5. You’re not starting from scratch
Something that I had to remind myself over and over again: while I did a career change and started working in a completely new area I’m not starting from scratch. In fact, I’m adding another type of skills (in my case those are tech ones) to what I already know and learned while working in tech recruitment.
I’m really curious to see where it will bring me 🙂
6. Finding my rhythm in a new role
This was probably one of the hardest things: something that takes years to develop can’t be undone overnight. Recruitment has completely different working pace which I got used to. When I switched into a software engineering role I kind of thought that what worked there would also be useful here or that it will come naturally.
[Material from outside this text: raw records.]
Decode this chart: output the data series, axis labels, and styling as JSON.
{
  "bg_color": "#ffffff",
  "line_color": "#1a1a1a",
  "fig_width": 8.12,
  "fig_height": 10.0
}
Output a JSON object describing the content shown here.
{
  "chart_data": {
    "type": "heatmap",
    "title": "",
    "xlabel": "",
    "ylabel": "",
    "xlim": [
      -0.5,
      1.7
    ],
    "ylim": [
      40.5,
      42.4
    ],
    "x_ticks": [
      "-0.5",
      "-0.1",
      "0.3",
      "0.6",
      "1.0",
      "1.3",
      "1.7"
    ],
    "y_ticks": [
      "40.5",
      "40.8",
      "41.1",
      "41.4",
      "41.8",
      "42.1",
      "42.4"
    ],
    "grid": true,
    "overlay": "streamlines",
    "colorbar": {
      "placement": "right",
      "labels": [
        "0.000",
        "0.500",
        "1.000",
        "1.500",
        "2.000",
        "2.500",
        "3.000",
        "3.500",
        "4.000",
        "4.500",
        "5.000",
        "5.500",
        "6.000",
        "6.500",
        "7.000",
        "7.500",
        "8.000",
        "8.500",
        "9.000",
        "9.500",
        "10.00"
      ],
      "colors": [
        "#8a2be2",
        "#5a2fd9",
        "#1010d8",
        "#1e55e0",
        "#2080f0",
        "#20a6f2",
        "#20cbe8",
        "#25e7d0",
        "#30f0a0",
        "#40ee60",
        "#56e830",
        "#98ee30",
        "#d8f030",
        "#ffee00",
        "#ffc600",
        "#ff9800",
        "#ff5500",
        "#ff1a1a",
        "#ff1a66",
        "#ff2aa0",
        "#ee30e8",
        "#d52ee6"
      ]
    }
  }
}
Unfortunately, it didn’t and I’ve struggled a lot until I realized that I had to stop working like I was used to for so many years and find a new rhythm. I’m still learning what works best for me, but I’m definitely on a good path.
7. “Why you’re not celebrating?”
I had a chat with one of my Mentors some time ago. We were talking about how it’s going, how I’m feeling, do I enjoy being a Software Engineer and how do I like my new life in Prague. At some point, he asked me: “Ela, I see something is happening. Look how much you’ve accomplished, look where you are. You should be proud! So why don’t you celebrate?“
That was the first time someone has asked me this question and it really hit me. Because it was so true: I was so into ‘learning mode’, dealing with pandemic and all personal stuff that I completely forgot to celebrate. I had to hear that from someone else to realize that instead of feeling proud, happy, and enjoying my work, I was focusing my time&energy on what I still don’t know and what I need to learn.
From that moment on I promised myself that I’ll be celebrating all my wins, no matter how small they might be. My tip: Write down in your notebook all things you’ve learned on that particular day/week/month – you might be surprised how much you already know!
8. What you bring to the team
It’s important to realize that each and every one of us is unique and brings different perspectives. You might not be the most senior person in the room, you might have a non-traditional career path, but it shouldn’t stop you from sharing your ideas. The experience you’re bringing from your previous job/role can help you look at things from a different angle and notice things others won’t see/think about.